Печеночницы окружали старую березу. Кора грубая, потрескавшаяся, почва у корней рыхлая и мягкая. Здесь она и похоронила Акелу.
Углубилась в заросли, высматривая кровавый след за зайцем или горошины помета. Нет. Ничего. Спустилась к воде и дальше берегом – к пирсу. Там соорудили верфь для небольших судов. Сейчас верфь и лодки под брезентом безжизненны. Пройдет несколько недель, прежде чем ткань снимут и пирс оживет. «Посетители несут личную ответственность за посещение территории верфи без разрешения», – предостерегала надпись нарушителей права на частную собственность. Теперь несколько шагов вверх по склону, слева осталась бьернсундская «Вала» – черно-белая, с резкими углами, яхта. Судно определенно пора заново покрасить. Краска свисала лохмотьями.

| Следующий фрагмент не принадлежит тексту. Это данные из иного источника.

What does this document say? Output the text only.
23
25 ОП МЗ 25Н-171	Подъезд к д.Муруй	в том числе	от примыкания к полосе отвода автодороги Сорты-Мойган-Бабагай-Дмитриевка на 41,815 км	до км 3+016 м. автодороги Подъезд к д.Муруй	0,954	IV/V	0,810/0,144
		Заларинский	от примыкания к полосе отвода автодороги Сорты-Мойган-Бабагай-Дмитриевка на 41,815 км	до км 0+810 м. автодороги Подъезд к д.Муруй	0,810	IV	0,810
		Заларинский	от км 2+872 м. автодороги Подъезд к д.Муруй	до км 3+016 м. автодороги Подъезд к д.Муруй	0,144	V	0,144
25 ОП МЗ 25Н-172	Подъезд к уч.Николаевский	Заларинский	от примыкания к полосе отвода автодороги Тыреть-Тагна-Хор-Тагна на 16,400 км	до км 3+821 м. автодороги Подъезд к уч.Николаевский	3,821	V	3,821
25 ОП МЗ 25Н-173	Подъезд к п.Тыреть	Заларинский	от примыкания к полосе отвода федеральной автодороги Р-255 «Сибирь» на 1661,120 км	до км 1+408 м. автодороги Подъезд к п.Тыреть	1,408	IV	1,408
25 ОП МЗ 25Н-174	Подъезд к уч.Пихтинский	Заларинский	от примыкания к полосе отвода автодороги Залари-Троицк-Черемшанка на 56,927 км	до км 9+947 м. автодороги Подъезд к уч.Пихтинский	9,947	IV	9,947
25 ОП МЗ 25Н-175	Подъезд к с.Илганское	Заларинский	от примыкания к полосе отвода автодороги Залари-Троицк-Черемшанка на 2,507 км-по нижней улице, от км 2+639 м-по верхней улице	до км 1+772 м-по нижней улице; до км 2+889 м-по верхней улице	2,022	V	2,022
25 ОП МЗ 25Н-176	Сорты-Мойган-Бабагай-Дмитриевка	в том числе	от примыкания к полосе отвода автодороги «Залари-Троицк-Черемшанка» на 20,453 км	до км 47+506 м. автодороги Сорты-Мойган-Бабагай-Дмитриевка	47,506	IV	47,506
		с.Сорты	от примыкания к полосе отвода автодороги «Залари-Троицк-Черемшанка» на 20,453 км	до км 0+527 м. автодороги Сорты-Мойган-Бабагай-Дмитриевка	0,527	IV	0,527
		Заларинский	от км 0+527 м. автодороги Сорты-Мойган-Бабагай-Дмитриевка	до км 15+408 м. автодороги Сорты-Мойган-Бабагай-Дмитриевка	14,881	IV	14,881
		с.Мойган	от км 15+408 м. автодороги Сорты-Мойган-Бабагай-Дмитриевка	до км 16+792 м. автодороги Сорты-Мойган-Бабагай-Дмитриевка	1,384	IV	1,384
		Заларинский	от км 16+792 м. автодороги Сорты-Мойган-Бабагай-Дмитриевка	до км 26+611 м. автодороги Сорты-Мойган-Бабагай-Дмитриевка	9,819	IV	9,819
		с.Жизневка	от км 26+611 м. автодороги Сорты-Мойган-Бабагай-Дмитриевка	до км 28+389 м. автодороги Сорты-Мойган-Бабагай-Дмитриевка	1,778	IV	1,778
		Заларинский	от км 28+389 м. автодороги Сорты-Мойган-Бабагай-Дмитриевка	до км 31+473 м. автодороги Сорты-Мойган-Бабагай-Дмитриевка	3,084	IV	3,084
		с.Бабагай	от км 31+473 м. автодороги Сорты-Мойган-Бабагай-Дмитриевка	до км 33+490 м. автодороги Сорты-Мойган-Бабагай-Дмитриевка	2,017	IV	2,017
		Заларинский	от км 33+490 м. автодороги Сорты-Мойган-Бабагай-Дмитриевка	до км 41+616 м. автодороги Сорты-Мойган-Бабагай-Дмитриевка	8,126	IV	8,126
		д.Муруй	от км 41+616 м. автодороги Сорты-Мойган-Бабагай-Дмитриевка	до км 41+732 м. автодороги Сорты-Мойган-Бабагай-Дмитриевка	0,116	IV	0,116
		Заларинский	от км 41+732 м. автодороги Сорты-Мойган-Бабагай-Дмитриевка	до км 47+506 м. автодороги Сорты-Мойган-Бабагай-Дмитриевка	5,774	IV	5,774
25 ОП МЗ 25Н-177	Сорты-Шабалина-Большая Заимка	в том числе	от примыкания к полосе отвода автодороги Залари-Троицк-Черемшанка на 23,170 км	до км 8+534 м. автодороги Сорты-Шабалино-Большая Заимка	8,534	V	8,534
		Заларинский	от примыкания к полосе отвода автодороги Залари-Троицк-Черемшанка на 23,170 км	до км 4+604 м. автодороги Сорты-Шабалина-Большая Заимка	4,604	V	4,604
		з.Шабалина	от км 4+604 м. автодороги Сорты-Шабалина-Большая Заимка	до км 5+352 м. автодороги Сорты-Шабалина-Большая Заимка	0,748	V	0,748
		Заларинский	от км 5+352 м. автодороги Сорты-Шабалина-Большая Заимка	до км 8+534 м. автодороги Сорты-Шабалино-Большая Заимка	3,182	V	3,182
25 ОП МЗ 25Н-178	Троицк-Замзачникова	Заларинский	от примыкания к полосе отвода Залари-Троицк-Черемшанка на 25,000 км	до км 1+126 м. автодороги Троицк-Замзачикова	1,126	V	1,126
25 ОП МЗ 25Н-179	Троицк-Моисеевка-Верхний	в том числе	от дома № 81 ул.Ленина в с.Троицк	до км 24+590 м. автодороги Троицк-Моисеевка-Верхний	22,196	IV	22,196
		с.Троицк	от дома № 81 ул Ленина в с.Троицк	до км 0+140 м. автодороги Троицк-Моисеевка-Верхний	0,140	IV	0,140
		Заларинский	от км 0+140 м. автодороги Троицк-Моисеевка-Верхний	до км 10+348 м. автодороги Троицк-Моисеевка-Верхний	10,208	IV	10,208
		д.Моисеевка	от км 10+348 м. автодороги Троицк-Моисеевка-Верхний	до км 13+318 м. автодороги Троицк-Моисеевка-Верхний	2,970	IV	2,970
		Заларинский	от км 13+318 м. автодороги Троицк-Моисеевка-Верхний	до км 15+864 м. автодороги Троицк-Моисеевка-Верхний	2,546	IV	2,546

Роза перебралась через ограждение у берега, там, где стояли суда, ждущие утилизации. Прямо перед ней лежала круглобрюхая шхуна под названием «Туллия», название вполне разборчиво, хотя буквы и стерты местами. Кусок пластика отходит в сторону, за маленькими круглыми иллюминаторами – шторы. Жить на яхте… Поселиться на судне навсегда… Какое-то время она там действительно пожила. После крушения личной жизни ее будто закружило в пустоте – кочевала по знакомым и друзьям. На непродолжительное время поселилась у Франки Исакесон, авторши из издательства Титуса. Вдумчивая жизнерадостная Франка обитала на старой барже, стоявшей на приколе у Шеппсхольма. Она предложила Розе переехать на постоянно и платить часть аренды, но та отказалась: слишком тесно, будто в коконе. В ту пору ее изводила тревога. Бессонными ночами казалось, что ее засасывает в черные воды под днище яхты. Не могла отделаться от мысли, что от дна, от водорослей, тины и грязи ее отделяет лишь тонкая перегородка днища.